Initiative pour des multinationales responsables

Vers un compromis pour des multinationales responsables?

Le 14 juin 2018, le Conseil national a adopté un contre-projet indirect à l'initiative pour des multinationales responsables et à en même temps décidé de le scinder de la révision du droit de la société anonyme. Il passe donc séparément au Conseil des Etats, dont la décision sera déterminante pour savoir si les initiants retireront ou non l’initiative.

Au cas où le contre-projet indirect rencontrerait tel quel l’approbation des Etats et que la nouvelle réglementation ne doit pas passer en référendum, les multinationales basées en Suisse pourraient y être soumises dès 2020. Une voie beaucoup plus rapide que celle de l’initiative et qui pousse les initiants à avancer vers le compromis.

Voie parlementaire sinueuse

En avril 2018, la Commission des affaires juridiques du Conseil national (CAJ-N) avait décidé d’opposer à l'initiative pour des multinationales responsables un contre-projet indirect dans le droit de la société anonyme par 14 voix contre 10 et une abstention. Le contre-projet devait justement être discuté lors de la session d’été du Conseil national. La CAJ-N avait auparavant refusé l’idée d’un contre-projet à l’initiative pour des multinationales responsables, allant ainsi contre la proposition de la commission homonyme du Conseil des Etats et favorisant le point de vue du Conseil fédéral. C’est une alternative proposée par le conseiller national Karl Vogler (PDC/OW) qui a relancé le débat, à savoir d’intégrer le contre-projet dans la révision en cours du droit des sociétés anonymes. L’objectif de la démarche était - et reste - d’ouvrir la voie à un retrait de l’initiative.

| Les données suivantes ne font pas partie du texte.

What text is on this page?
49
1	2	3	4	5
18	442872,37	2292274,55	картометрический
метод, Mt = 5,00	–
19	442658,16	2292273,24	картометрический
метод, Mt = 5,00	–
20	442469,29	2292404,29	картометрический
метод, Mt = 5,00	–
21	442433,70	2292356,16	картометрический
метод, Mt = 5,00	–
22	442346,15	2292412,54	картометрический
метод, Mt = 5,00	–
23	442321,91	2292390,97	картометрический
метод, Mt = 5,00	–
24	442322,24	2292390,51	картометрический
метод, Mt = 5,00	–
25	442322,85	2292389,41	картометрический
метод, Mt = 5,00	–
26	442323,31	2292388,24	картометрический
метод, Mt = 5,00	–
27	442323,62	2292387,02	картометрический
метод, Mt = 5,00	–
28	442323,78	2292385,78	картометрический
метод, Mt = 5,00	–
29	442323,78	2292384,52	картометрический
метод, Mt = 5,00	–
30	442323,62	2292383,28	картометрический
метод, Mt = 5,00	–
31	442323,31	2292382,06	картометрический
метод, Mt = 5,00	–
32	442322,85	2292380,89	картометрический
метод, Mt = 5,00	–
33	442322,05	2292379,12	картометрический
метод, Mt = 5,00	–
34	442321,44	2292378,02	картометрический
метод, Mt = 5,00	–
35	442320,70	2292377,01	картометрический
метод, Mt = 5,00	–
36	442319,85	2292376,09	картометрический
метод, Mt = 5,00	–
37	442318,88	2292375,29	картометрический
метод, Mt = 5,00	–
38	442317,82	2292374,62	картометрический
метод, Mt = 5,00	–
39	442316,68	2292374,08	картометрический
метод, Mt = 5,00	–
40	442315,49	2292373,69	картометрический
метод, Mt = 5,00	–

Entre concessions et rapidité

Le comité d’initiative et les organes stratégiques de l’initiative pour des multinationales responsables avaient examiné en amont de la session la proposition initiale de contre-projet indirect soumise par Karl Vogler. Cette dernière impliquait des concessions difficiles par rapport au texte initial de l’initiative.
Malgré ces restrictions, et après des discussions intensives, le comité d’initiative avait communiqué aux membres de la Commission des affaires juridiques du Conseil national qu’une adoption de la proposition de Karl Vogler, en l’état, permettrait un retrait de l’initiative populaire. En effet, l’adoption d’un contre-projet indirect permettrait l’amélioration rapide de la situation des personnes dont les droits sont bafoués sur le terrain et c’est un argument de poids pour les intiant-e-s. Ce contre-projet bénéficiait en outre du soutien du «Groupement des Entreprises Multinationales» (GEM), une association économique faîtière qui réunit 90 entreprises transnationales. Dans le contre-projet indirect actuel, le champ d’application a en effet été réduit sur plusieurs aspects, mais le comité d’initiative s’ést engagé à retirer l’initiative si le texte était approuvé.

  • Limites légales: le contre-projet indirect de Karl Vogler réduisait déjà le champ d’application légale en limitant la responsabilité, qui ne porterait plus que sur les dommages à la vie et à l'intégrité personnelle ou sur la violation du droit de propriété. L’initiative, de son côté s’orientait sur la base des standards internationaux des droits humains et des standards reconnus en matière d’environnement, qui ne sont ni les uns ni les autres pris en compte dans le contre-projet indirect.
  • Entreprises concernées: La CAJ-N a doublé le seuil des entreprises concernées alors même que celui proposé par le conseiller national Karl Vogler était déjà plus élevé que ce que demandait l’initiative. Le devoir de diligence ne s’appliquerait plus qu’aux grandes entreprises qui, au cours de deux exercices consécutifs, dépassent deux des valeurs suivantes: a. total du bilan: 40 millions de francs; b. chiffre d’affaires: 80 millions de francs; c. effectif: 500 emplois à plein temps en moyenne annuelle. L’initiative de son côté ne dispense aucune entreprise, quelle que soit sa taille, de son devoir de diligence, à moins de ne pas être active dans un secteur à haut risque pour les droits humains et l’environnement.
  • Chaîne d’approvisionnement: les réglementations proposées dans le contre-projet indirect ne concernent que les filiales des multinationales et non pas la chaîne d’approvisionnement. En comparaison, l’initiative pour des multinationales responsables demande à ce que les entreprises basées en Suisse soient responsables, non seulement de leurs filiales, mais aussi des entreprises sur place qui dépendent d’elles.